Wednesday, October 07, 2009

Deterrence

While it's not true, as many people believe, that crime is on the rise, there's some reason to think that prison as a deterrent is less effective than it used to be. And this is really not surprising when you think about it.

Why would you not want to go to prison? You could no doubt rattle off reasons, and what are the worst of those reasons would depend on the historical period in which you were making the list. Hundreds of years ago, the rapid spread of disease through prisons would have been high on the list, but nowadays, prisons are nowhere near as unsanitary as they used to be. We still have a lot of prisoner-on-prisoner violence, including rape, murder, and brutality, and there's still guard-on-prisoner abuses as well, but these are things we rightly consider unwanted and in need of correction. There are still indignities, humiliations (beyond the basic humiliation of being convicted and imprisoned, I mean), and emotional agonies.

But the most fundamental downside of prison is the loss of freedom. You can't go where you want to go, do what you want to do, eat what you want to eat, see who you want to see. We may have slightly softened this with some choices about food, activities, visits, etc. (mostly in the name of rehabilitation), but ultimately, prison is about the loss of freedom. That is the downside that is the intended form of deterrence.

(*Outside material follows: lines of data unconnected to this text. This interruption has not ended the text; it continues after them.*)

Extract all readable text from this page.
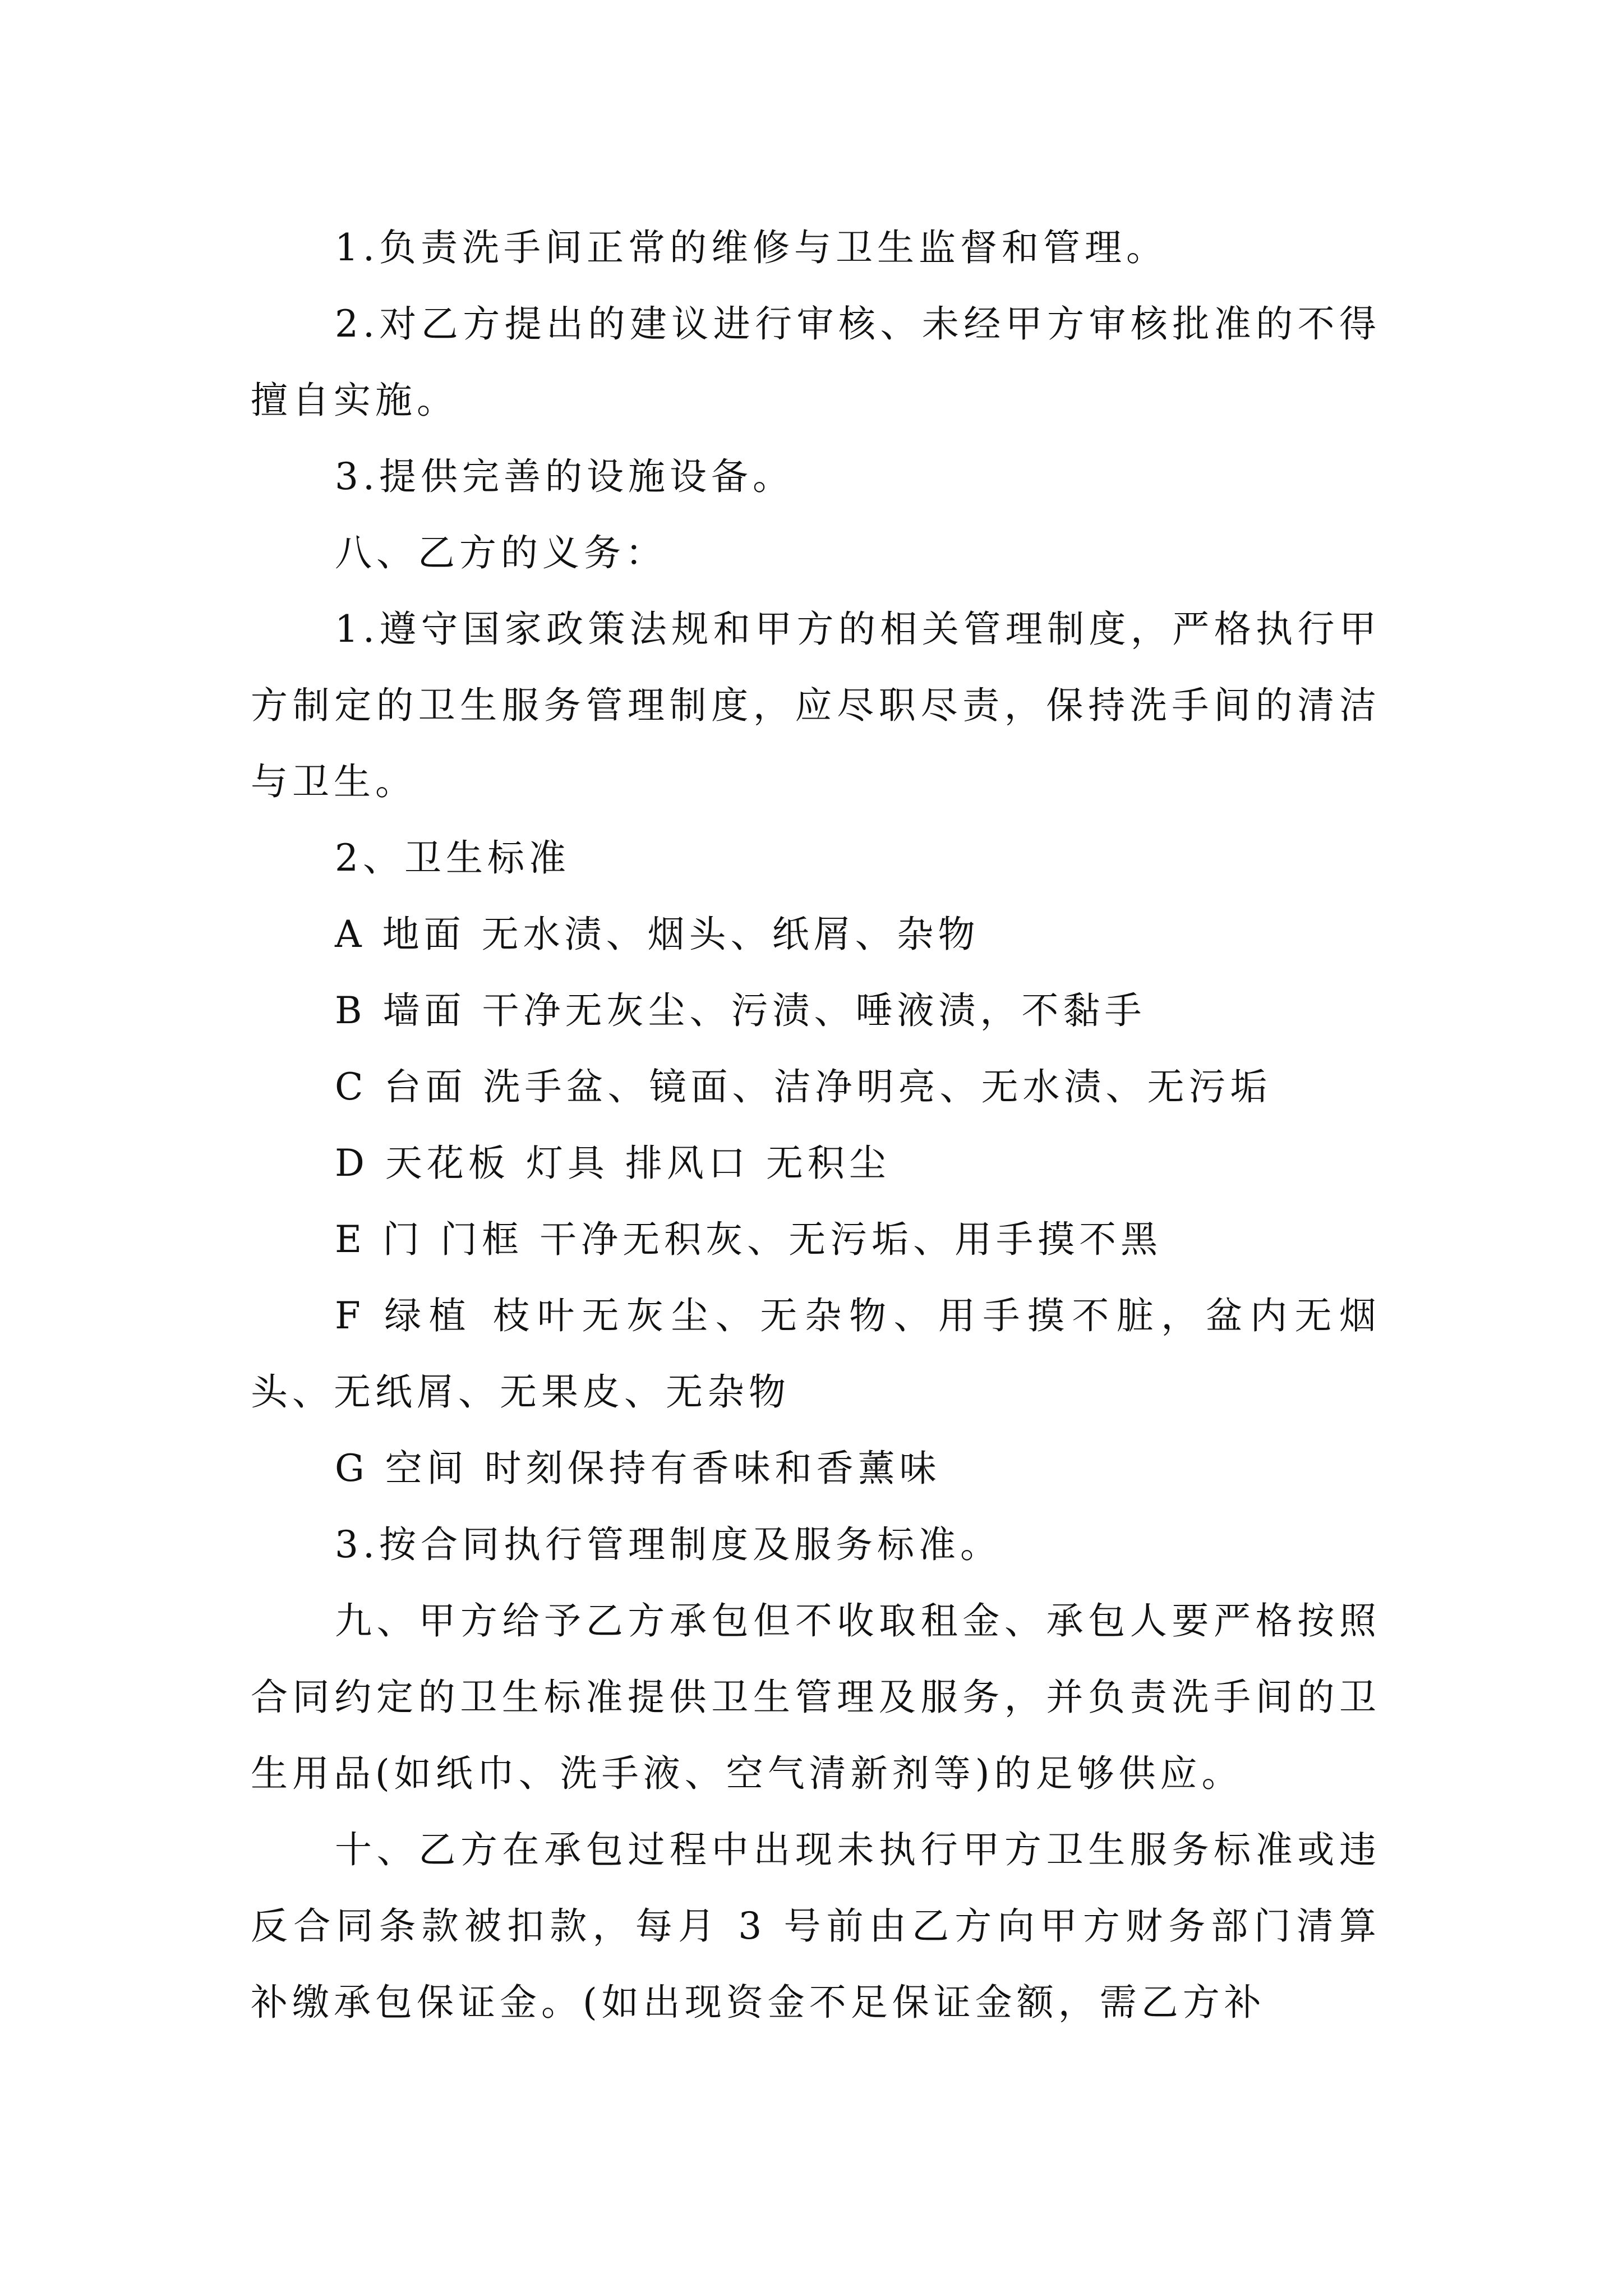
1.负责洗手间正常的维修与卫生监督和管理。

2.对乙方提出的建议进行审核、未经甲方审核批准的不得擅自实施。

3.提供完善的设施设备。

八、乙方的义务：

1.遵守国家政策法规和甲方的相关管理制度，严格执行甲方制定的卫生服务管理制度，应尽职尽责，保持洗手间的清洁与卫生。

2、卫生标准

A 地面 无水渍、烟头、纸屑、杂物

B 墙面 干净无灰尘、污渍、唾液渍，不黏手

C 台面 洗手盆、镜面、洁净明亮、无水渍、无污垢

D 天花板 灯具 排风口 无积尘

E 门 门框 干净无积灰、无污垢、用手摸不黑

F 绿植 枝叶无灰尘、无杂物、用手摸不脏，盆内无烟头、无纸屑、无果皮、无杂物

G 空间 时刻保持有香味和香薰味

3.按合同执行管理制度及服务标准。

九、甲方给予乙方承包但不收取租金、承包人要严格按照合同约定的卫生标准提供卫生管理及服务，并负责洗手间的卫生用品(如纸巾、洗手液、空气清新剂等)的足够供应。

十、乙方在承包过程中出现未执行甲方卫生服务标准或违反合同条款被扣款，每月 3 号前由乙方向甲方财务部门清算补缴承包保证金。(如出现资金不足保证金额，需乙方补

All the others are side effects, and in most cases, ones that we should be trying to eliminate, because the loss of freedom should be enough. If you were sent to prison and had no worry whatsoever that you would be raped or brutalized, you should still hate the idea of going to prison.

So why isn't that enough of a deterrent? Because for most of history many of the people who might be going to prison would be leaving a life that is worse than a loss of freedom. They might have little freedom anyway. But they also have far worse things to contend with, like danger, starvation, crime, and abuse. Compared to those things, a safe warm place with free meals might not be that bad.

And as time passes, the gulf between the rich and poor grows greater. I'm not saying that the poor are getting poorer, or lower qualities of life; that's another common misconception. But their lives are worse now than in the past when measured relative to the ambitions they might realistically have. Which makes the comparison to prison change.

Historically, prison has been worse than the lives that potential criminals might face, not because of the intended awfulness of loss of freedom, but also because of all those others which we just hadn't fixed. Some people will probably object to fixing those problems because they want prison to stay awful; they say we're "coddling" prisoners and turning the prisons into resorts. Confront them with specific abuses like prisoner rape and only the most stubborn will defend the particular practice, but they'll still want to support the idea that in some vague way (that they don't have to face), prison remains awful as it always was.

But that's backwards. We can't turn a blind eye to brutality and indignity in our prisons just to ensure that prison remains worse than the alternative, just as we shouldn't have, and eventually didn't, turn a blind eye to bad health that caused rampant disease in prisons. Instead, we should be correcting the inhumane treatment of people, both in prisons and outside prisons. When life on the streets is not a grinding dangerous abyss, then prisons won't have to be an even worse heap of brutality and indignity to remain a suitable deterrent. But it's ironically easier to address inhumane conditions in a prison than on the streets: prisons are controlled environments run by people who have accountability, but the problems on the streets are much bigger, more nebulous, harder to change, and harder to pin on any particular person or group to fix.